Thursday, September 24, 2009

Cover Art, Solicitations, and Interviews.

Sean Phillips has already posted the cover art for the fourth issue of the upcoming Criminal arc, "The Sinners:" the preliminary rough, the in-progress pencils, and the final cover, above.

Marvel's December solicitations have been released, and the third issue of "The Sinners" is initially scheduled for a December 23rd release.

And, at his Twitter page, Ed Brubaker highlights a couple recent interviews. First is a text interview at IGN, where he discusses how his past informs the ideas in Criminal. What I find most interesting is a vague allusion to what may be the series' final arc:
"There will eventually be a story in which we see almost the entire cast in one big story. I'm hoping to get to more stories before then, but I do have this story in mind that's sort of a mid-eighties period piece where our main characters are all teenagers and their parents are the main characters. That's the duel-tiered story I've been sketching out in my notebook. But that's at least a few Criminal stories away, because that'll be the biggest thing page count wise that we're going to tackle. I need to keep building up the fan base before we do that."
This sounds like more information about a story that Brubaker already mentioned, for instance, in a CBR interview we mentioned last year.

On the release of the trade paperback for "The Dead and The Dying," Brubaker was asked about subsequent flashback stories. He relayed that we'd probably see more such stories, but that they were not currently in the planning stages. The interview's final paragraph documents one notable exception.
"Although there is one big story that will probably end up being the longest story we do in the book. It will be about Leo and Tracy and Ricky's parents' gang and about them as teenagers. It's basically the story of how Leo's screw up ended up fucking up everyone's life. If we ever decide to end the book that will probably be the last story we tell." [emphasis mine]
It's entirely possible that I'm reading too much into these two interviews. Though it seems clear that both interviews allude to the same lengthy flashback story, that story may no longer be -- and may never have really been -- the planned finale.

The line, "I'm hoping to get to more stories before then," doesn't help things: one can very easily read into these statements the possibility, at least, that while the conclusion to Criminal remains on the definite but far horizon, it may be approaching sooner rather than later.
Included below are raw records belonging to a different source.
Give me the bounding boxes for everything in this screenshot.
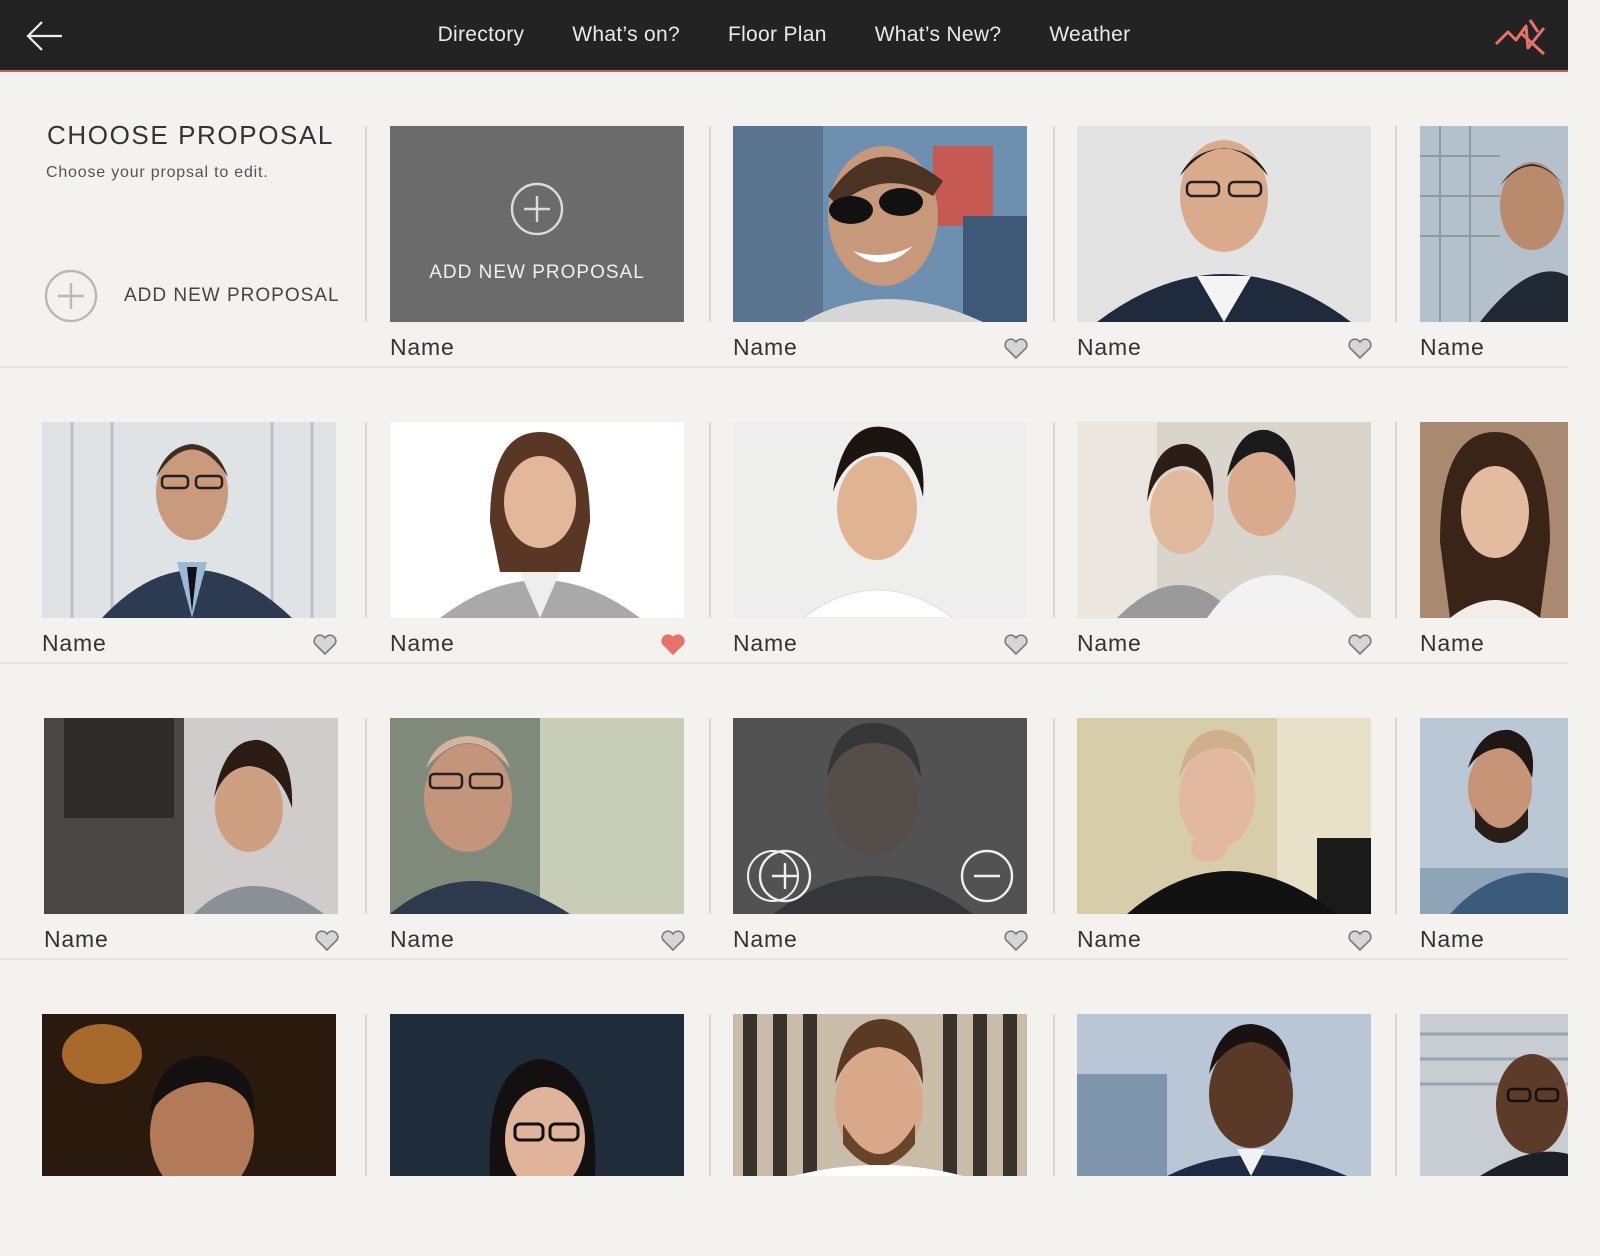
plus-circle-icon xyxy=(510,182,564,236)
divider xyxy=(709,126,711,322)
divider xyxy=(1053,718,1055,914)
heart-icon[interactable] xyxy=(314,930,340,952)
choose-proposal-panel: CHOOSE PROPOSAL Choose your propsal to e… xyxy=(0,120,340,346)
add-tile-label: ADD NEW PROPOSAL xyxy=(429,262,645,283)
nav-item-floor-plan[interactable]: Floor Plan xyxy=(728,23,827,47)
heart-icon[interactable] xyxy=(1347,930,1373,952)
profile-photo[interactable] xyxy=(1420,718,1568,914)
divider xyxy=(1395,1014,1397,1176)
profile-photo[interactable] xyxy=(1077,1014,1371,1176)
nav-item-weather[interactable]: Weather xyxy=(1049,23,1130,47)
divider xyxy=(1053,126,1055,322)
profile-name: Name xyxy=(733,334,798,360)
nav-item-directory[interactable]: Directory xyxy=(438,23,525,47)
nav-item-whats-on[interactable]: What’s on? xyxy=(572,23,680,47)
divider xyxy=(1053,1014,1055,1176)
profile-photo[interactable] xyxy=(733,422,1027,618)
heart-icon[interactable] xyxy=(1003,338,1029,360)
grid-row: Name Name Name Name Name xyxy=(0,368,1568,664)
profile-name: Name xyxy=(733,926,798,952)
profile-photo[interactable] xyxy=(390,422,684,618)
plus-circle-icon xyxy=(44,269,98,323)
main-nav: Directory What’s on? Floor Plan What’s N… xyxy=(0,0,1568,70)
profile-name: Name xyxy=(1077,630,1142,656)
heart-icon[interactable] xyxy=(660,930,686,952)
profile-photo[interactable] xyxy=(44,718,338,914)
page-title: CHOOSE PROPOSAL xyxy=(47,120,334,150)
divider xyxy=(1395,422,1397,618)
heart-icon[interactable] xyxy=(660,634,686,656)
profile-photo[interactable] xyxy=(1077,422,1371,618)
divider xyxy=(365,1014,367,1176)
add-new-proposal-label: ADD NEW PROPOSAL xyxy=(124,285,340,306)
profile-name: Name xyxy=(42,630,107,656)
heart-icon[interactable] xyxy=(1347,338,1373,360)
grid-row: CHOOSE PROPOSAL Choose your propsal to e… xyxy=(0,72,1568,368)
profile-name: Name xyxy=(1420,334,1485,360)
divider xyxy=(1395,718,1397,914)
profile-photo[interactable] xyxy=(1420,126,1568,322)
profile-photo[interactable] xyxy=(42,1014,336,1176)
profile-name: Name xyxy=(1077,334,1142,360)
profile-name: Name xyxy=(1420,926,1485,952)
nav-item-whats-new[interactable]: What’s New? xyxy=(875,23,1002,47)
profile-name: Name xyxy=(390,334,455,360)
profile-name: Name xyxy=(1420,630,1485,656)
minus-circle-icon[interactable] xyxy=(959,848,1015,904)
profile-photo[interactable] xyxy=(1077,718,1371,914)
heart-icon[interactable] xyxy=(1003,634,1029,656)
divider xyxy=(365,126,367,322)
page-subtitle: Choose your propsal to edit. xyxy=(46,164,269,181)
profile-name: Name xyxy=(44,926,109,952)
heart-icon[interactable] xyxy=(1347,634,1373,656)
profile-photo[interactable] xyxy=(390,718,684,914)
profile-name: Name xyxy=(1077,926,1142,952)
profile-name: Name xyxy=(390,926,455,952)
profile-photo[interactable] xyxy=(390,1014,684,1176)
add-new-proposal-button[interactable]: ADD NEW PROPOSAL xyxy=(44,269,340,323)
divider xyxy=(709,1014,711,1176)
profile-photo[interactable] xyxy=(733,126,1027,322)
heart-icon[interactable] xyxy=(312,634,338,656)
divider xyxy=(365,718,367,914)
plus-circle-icon[interactable] xyxy=(743,848,817,904)
divider xyxy=(709,718,711,914)
divider xyxy=(1395,126,1397,322)
top-navigation-bar: Directory What’s on? Floor Plan What’s N… xyxy=(0,0,1568,72)
brand-logo-icon[interactable] xyxy=(1492,14,1550,60)
grid-row: Name Name Name Name Name xyxy=(0,664,1568,960)
divider xyxy=(1053,422,1055,618)
heart-icon[interactable] xyxy=(1003,930,1029,952)
divider xyxy=(709,422,711,618)
profile-photo[interactable] xyxy=(733,1014,1027,1176)
profile-photo[interactable] xyxy=(733,718,1027,914)
profile-photo[interactable] xyxy=(1077,126,1371,322)
profile-name: Name xyxy=(390,630,455,656)
profile-photo[interactable] xyxy=(1420,1014,1568,1176)
profile-name: Name xyxy=(733,630,798,656)
add-proposal-tile[interactable]: ADD NEW PROPOSAL xyxy=(390,126,684,322)
grid-row xyxy=(0,960,1568,1256)
profile-photo[interactable] xyxy=(1420,422,1568,618)
profile-photo[interactable] xyxy=(42,422,336,618)
divider xyxy=(365,422,367,618)
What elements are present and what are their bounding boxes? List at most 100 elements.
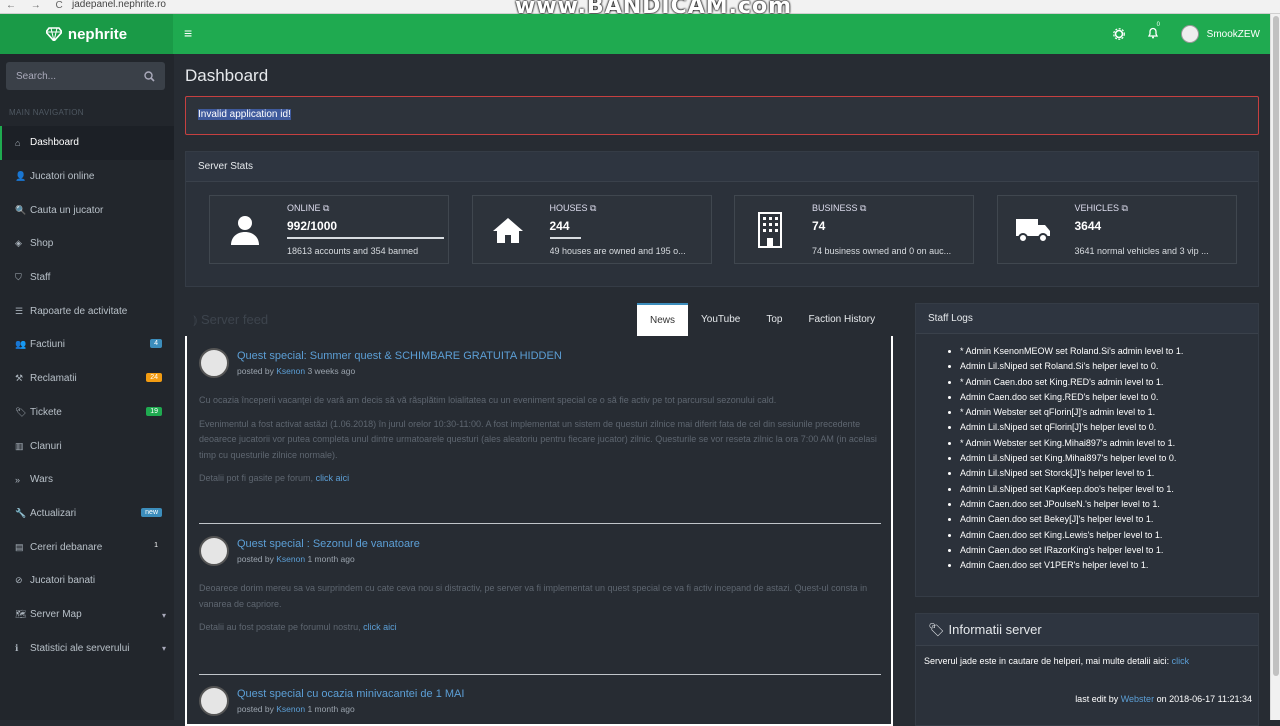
post-read-more-link[interactable]: click aici [363, 622, 397, 632]
sidebar-item-label: Clanuri [30, 440, 62, 452]
sidebar-item-label: Staff [30, 272, 51, 284]
staff-log-entry: Admin Caen.doo set V1PER's helper level … [960, 560, 1258, 575]
post-link-prefix: Detalii au fost postate pe forumul nostr… [199, 622, 364, 632]
sidebar-item-rapoarte-de-activitate[interactable]: ☰ Rapoarte de activitate [0, 294, 174, 328]
sidebar-item-dashboard[interactable]: ⌂ Dashboard [0, 126, 174, 160]
post-title[interactable]: Quest special cu ocazia minivacantei de … [237, 688, 464, 700]
news-feed: Quest special: Summer quest & SCHIMBARE … [185, 336, 893, 726]
stat-label[interactable]: BUSINESS ⧉ [812, 203, 866, 214]
alert-text: Invalid application id! [198, 109, 291, 120]
main-navigation-label: MAIN NAVIGATION [9, 108, 84, 117]
sidebar-item-cereri-debanare[interactable]: ▤ Cereri debanare 1 [0, 530, 174, 564]
sidebar-item-label: Rapoarte de activitate [30, 305, 128, 317]
post-title[interactable]: Quest special: Summer quest & SCHIMBARE … [237, 350, 562, 362]
diamond-icon [45, 27, 62, 41]
stat-label[interactable]: VEHICLES ⧉ [1075, 203, 1128, 214]
search-placeholder: Search... [16, 70, 57, 82]
notifications-button[interactable]: 0 [1147, 22, 1160, 42]
page-title: Dashboard [185, 66, 269, 85]
sidebar-item-badge: 1 [150, 541, 162, 551]
post-date: 1 month ago [307, 554, 355, 564]
staff-log-entry: * Admin Webster set King.Mihai897's admi… [960, 438, 1258, 453]
staff-log-entry: Admin Caen.doo set King.Lewis's helper l… [960, 530, 1258, 545]
stat-description: 3641 normal vehicles and 3 vip ... [1074, 246, 1209, 256]
stat-description: 18613 accounts and 354 banned [287, 246, 419, 256]
browser-nav-buttons[interactable]: ← → C [6, 0, 69, 11]
post-read-more-link[interactable]: click aici [316, 473, 350, 483]
page-scrollbar[interactable] [1270, 14, 1280, 720]
sidebar-item-label: Statistici ale serverului [30, 642, 130, 654]
post-date: 3 weeks ago [307, 366, 356, 376]
sidebar-item-icon: » [15, 474, 21, 485]
sidebar-item-label: Tickete [30, 406, 62, 418]
post-author[interactable]: Ksenon [276, 704, 305, 714]
sidebar-item-reclamatii[interactable]: ⚒ Reclamatii 24 [0, 362, 174, 396]
sidebar-item-icon: ☰ [15, 305, 24, 316]
stat-value: 244 [549, 219, 570, 233]
sidebar-item-clanuri[interactable]: ▥ Clanuri [0, 429, 174, 463]
sidebar-item-factiuni[interactable]: 👥 Factiuni 4 [0, 328, 174, 362]
staff-logs-panel: Staff Logs * Admin KsenonMEOW set Roland… [915, 303, 1259, 597]
tab-youtube[interactable]: YouTube [688, 303, 753, 336]
post-author[interactable]: Ksenon [276, 554, 305, 564]
sidebar-item-actualizari[interactable]: 🔧 Actualizari new [0, 497, 174, 531]
stat-description: 74 business owned and 0 on auc... [812, 246, 952, 256]
post-title[interactable]: Quest special : Sezonul de vanatoare [237, 538, 420, 550]
username: SmookZEW [1206, 28, 1260, 40]
sidebar-item-cauta-un-jucator[interactable]: 🔍 Cauta un jucator [0, 193, 174, 227]
sidebar-item-label: Cauta un jucator [30, 204, 104, 216]
sidebar-toggle-icon[interactable]: ≡ [184, 25, 192, 41]
server-info-link[interactable]: click [1172, 656, 1190, 666]
avatar [199, 536, 229, 566]
stat-description: 49 houses are owned and 195 o... [549, 246, 686, 256]
server-stats-panel: Server Stats ONLINE ⧉ 992/1000 18613 acc… [185, 151, 1259, 287]
sidebar-item-shop[interactable]: ◈ Shop [0, 227, 174, 261]
sidebar-item-icon: 🏷 [15, 406, 27, 417]
sidebar-item-server-map[interactable]: 🗺 Server Map ▾ [0, 598, 174, 632]
gear-icon[interactable] [1112, 28, 1125, 40]
sidebar-item-badge: 24 [146, 372, 162, 382]
sidebar-item-statistici-ale-serverului[interactable]: ℹ Statistici ale serverului ▾ [0, 631, 174, 665]
sidebar-item-icon: 👥 [15, 339, 27, 350]
stat-label-text: HOUSES [549, 203, 588, 213]
post-meta: posted by Ksenon 1 month ago [237, 704, 355, 714]
stat-label[interactable]: HOUSES ⧉ [550, 203, 597, 214]
last-edit-user-link[interactable]: Webster [1121, 694, 1154, 704]
last-edit-prefix: last edit by [1075, 694, 1121, 704]
avatar [199, 348, 229, 378]
sidebar-item-label: Cereri debanare [30, 541, 103, 553]
staff-log-entry: Admin Lil.sNiped set KapKeep.doo's helpe… [960, 484, 1258, 499]
sidebar-item-jucatori-online[interactable]: 👤 Jucatori online [0, 160, 174, 194]
stat-label-text: ONLINE [287, 203, 321, 213]
brand-name: nephrite [67, 25, 128, 43]
server-stats-title: Server Stats [186, 152, 1258, 182]
staff-log-entry: * Admin Caen.doo set King.RED's admin le… [960, 377, 1258, 392]
sidebar-item-jucatori-banati[interactable]: ⊘ Jucatori banati [0, 564, 174, 598]
bell-icon [1147, 27, 1158, 38]
post-paragraph: Cu ocazia începerii vacanţei de vară am … [199, 395, 777, 405]
sidebar-item-staff[interactable]: ⛉ Staff [0, 261, 174, 295]
user-menu[interactable]: SmookZEW [1180, 25, 1260, 43]
building-icon [735, 196, 805, 263]
home-icon [473, 196, 543, 263]
search-icon[interactable] [144, 70, 155, 82]
sidebar-item-wars[interactable]: » Wars [0, 463, 174, 497]
staff-log-entry: Admin Lil.sNiped set Roland.Si's helper … [960, 361, 1258, 376]
staff-log-entry: * Admin KsenonMEOW set Roland.Si's admin… [960, 346, 1258, 361]
server-feed-label: Server feed [200, 312, 269, 327]
brand-logo[interactable]: nephrite [0, 14, 173, 54]
scrollbar-thumb[interactable] [1273, 16, 1279, 676]
post-link-line: Detalii au fost postate pe forumul nostr… [199, 620, 881, 636]
sidebar-item-tickete[interactable]: 🏷 Tickete 19 [0, 396, 174, 430]
search-input[interactable]: Search... [6, 62, 165, 90]
staff-log-entry: Admin Caen.doo set IRazorKing's helper l… [960, 545, 1258, 560]
tab-top[interactable]: Top [753, 303, 795, 336]
browser-url[interactable]: jadepanel.nephrite.ro [72, 0, 572, 10]
tab-faction-history[interactable]: Faction History [795, 303, 888, 336]
post-author[interactable]: Ksenon [276, 366, 305, 376]
post-meta: posted by Ksenon 3 weeks ago [237, 366, 356, 376]
stat-label-text: VEHICLES [1074, 203, 1120, 213]
tab-news[interactable]: News [637, 303, 689, 336]
sidebar-item-label: Server Map [30, 608, 82, 620]
stat-label[interactable]: ONLINE ⧉ [287, 203, 329, 214]
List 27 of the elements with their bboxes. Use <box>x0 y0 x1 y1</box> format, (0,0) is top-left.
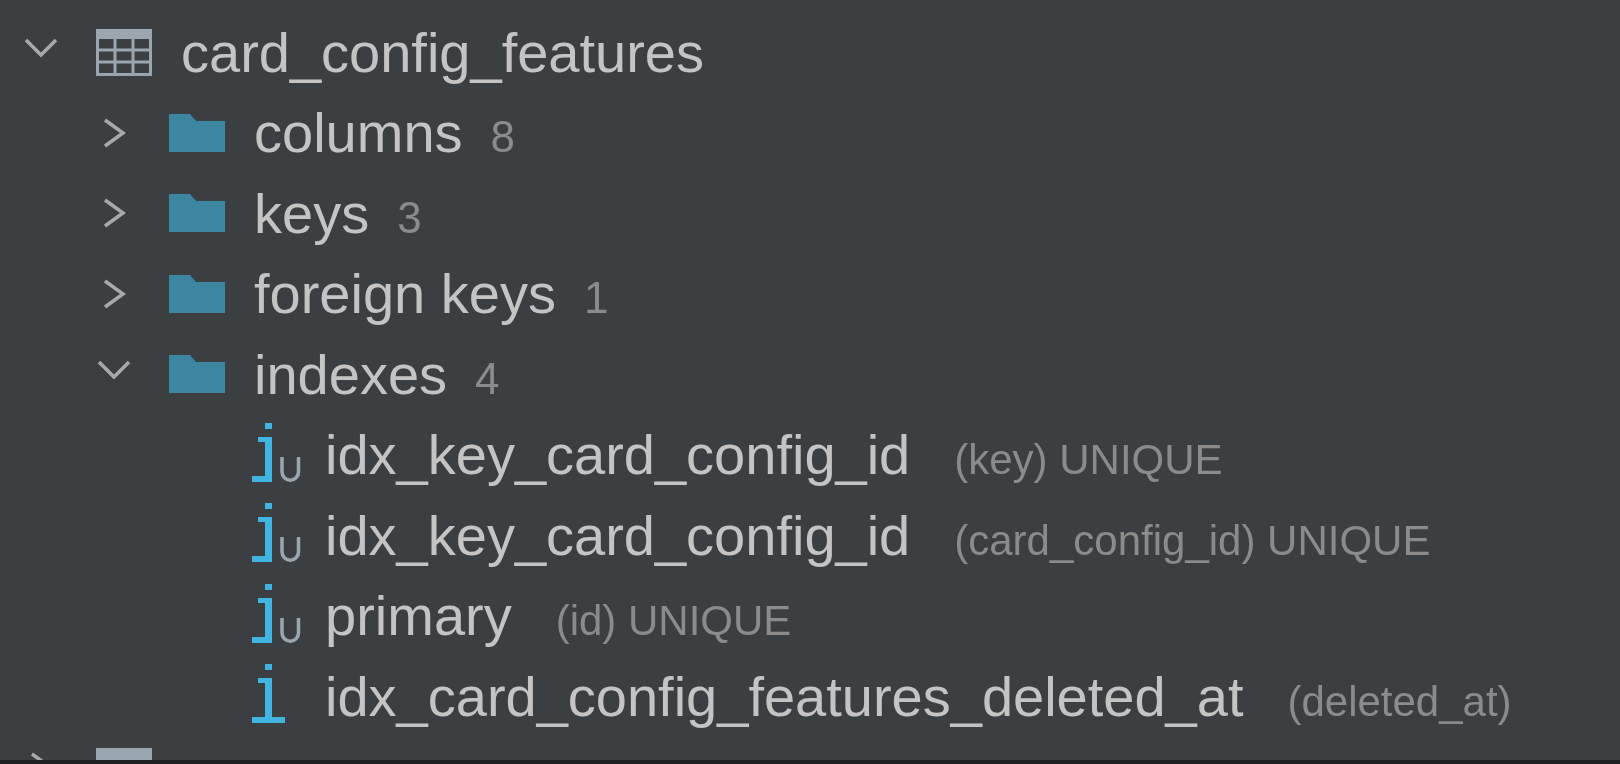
index-details: (card_config_id) UNIQUE <box>954 516 1431 565</box>
index-details: (deleted_at) <box>1287 677 1512 726</box>
folder-icon <box>169 355 225 394</box>
folder-icon <box>169 194 225 233</box>
index-details: (key) UNIQUE <box>954 436 1223 485</box>
item-count: 3 <box>397 192 422 243</box>
node-label[interactable]: primary <box>325 583 512 649</box>
node-label[interactable]: indexes <box>254 341 448 407</box>
item-count: 4 <box>475 353 500 404</box>
node-label[interactable]: idx_key_card_config_id <box>325 502 911 568</box>
node-label[interactable]: foreign keys <box>254 261 556 327</box>
folder-icon <box>169 274 225 313</box>
chevron-right-icon[interactable] <box>102 117 126 148</box>
item-count: 8 <box>490 112 515 163</box>
chevron-right-icon[interactable] <box>102 198 126 229</box>
chevron-down-icon[interactable] <box>24 38 58 59</box>
node-label[interactable]: idx_card_config_features_deleted_at <box>325 663 1244 729</box>
index-details: (id) UNIQUE <box>555 597 792 646</box>
table-icon <box>96 748 152 760</box>
node-label[interactable]: columns <box>254 100 463 166</box>
folder-icon <box>169 113 225 152</box>
node-label[interactable]: keys <box>254 180 370 246</box>
node-label[interactable]: idx_key_card_config_id <box>325 422 911 488</box>
chevron-right-icon[interactable] <box>102 278 126 309</box>
chevron-down-icon[interactable] <box>97 360 131 381</box>
item-count: 1 <box>583 273 609 324</box>
node-label[interactable]: card_config_features <box>181 19 704 85</box>
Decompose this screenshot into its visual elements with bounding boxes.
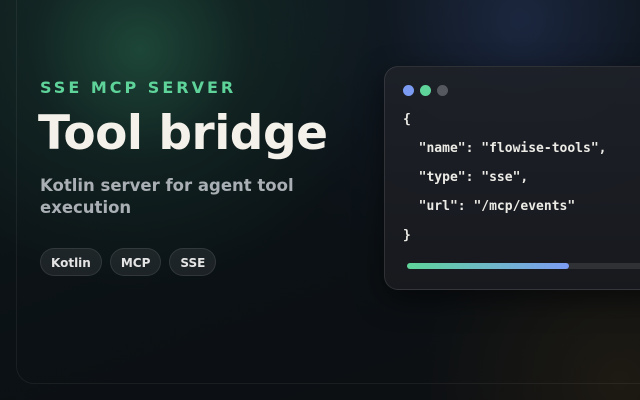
page-subtitle: Kotlin server for agent tool execution xyxy=(40,176,294,217)
eyebrow-label: SSE MCP SERVER xyxy=(40,78,237,97)
progress-bar xyxy=(407,263,640,269)
code-window: { "name": "flowise-tools", "type": "sse"… xyxy=(384,66,640,290)
tag-list: Kotlin MCP SSE xyxy=(40,248,217,276)
code-line-open-brace: { xyxy=(403,112,411,127)
window-controls xyxy=(403,85,448,96)
window-dot-gray-icon xyxy=(437,85,448,96)
hero-banner: SSE MCP SERVER Tool bridge Kotlin server… xyxy=(0,0,640,400)
progress-bar-fill xyxy=(407,263,569,269)
code-line-close-brace: } xyxy=(403,228,411,243)
window-dot-blue-icon xyxy=(403,85,414,96)
code-line-name: "name": "flowise-tools", xyxy=(403,141,607,156)
window-dot-green-icon xyxy=(420,85,431,96)
page-title: Tool bridge xyxy=(38,106,328,161)
tag-sse: SSE xyxy=(169,248,217,276)
tag-mcp: MCP xyxy=(109,248,162,276)
code-line-url: "url": "/mcp/events" xyxy=(403,199,576,214)
tag-kotlin: Kotlin xyxy=(40,248,102,276)
code-line-type: "type": "sse", xyxy=(403,170,529,185)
And, second, is the first segment of a two-part Word Balloon podcast interview with John Siuntres at Newsarama. The 100-plus-minute mp3 file includes talk about Criminal and Incognito, along with Captain America Reborn, The Marvels Project, and Brubaker's take on the Marvel/Disney deal.

In the long chat about Criminal [2:00-36:30], Brubaker reveals that the next arc was going to be "Coward's Way Out," about Leo's prison break, but that's been pushed back in favor of "The Sinners."

This new arc is planned to cover five issues -- then again, so was Incognito -- and, like all the previous arcs, it will push out the boundaries of what the creators and the series can do, this time by having a much larger scope in terms of characters and locations in the nameless city.

Those who are purchasing Criminal: The Deluxe Edition should take note that, although there appears to be enough room, Brubaker confirms that the hardcover will not contain all of the essays published for the periodical "crime magazine" version of Criminal. The hardcover will only include essays that Brubaker himself wrote, including -- presumably -- the prose story written from Gnarly's perspective, found in the debut issue. Other essays, such as Patton Oswalt's essay on Blast of Silence, will remain exclusive to the monthly issues, at least for the moment.

(He did mention that, in the far future, he may end up publishing all of the essays in an art book, something like "The Criminal Guide to Noir.")

Brubaker also discusses the pleasure of serialized crime fiction and the sources of inspiration for some of the comic book's heists.

About Incognito [36:30-42:30, briefly at 19:30], he discusses the thematic overlap between his Icon mini-series, the Marvels Project, and Alan Moore's Tom Strong -- and the unique approach Incognito takes, in combining elements of both Doc Savage and of Black Mask to create a modern, apocalyptic pulp noir. He confirms that he owns the characters in the series and that they are not in the public domain.

About the Icon imprint [46:30 - 51:00], Brubaker relays his hope that the Disney-Marvel deal will increase the visibility of the "creator-driven" line which helps Marvel by giving creators room to take a break from mainstream titles to work on their own projects.

And, in both interviews, he highlights the most recent Criminal arc -- the intricately plotted "Bad Night" -- as one of the best things he's ever written.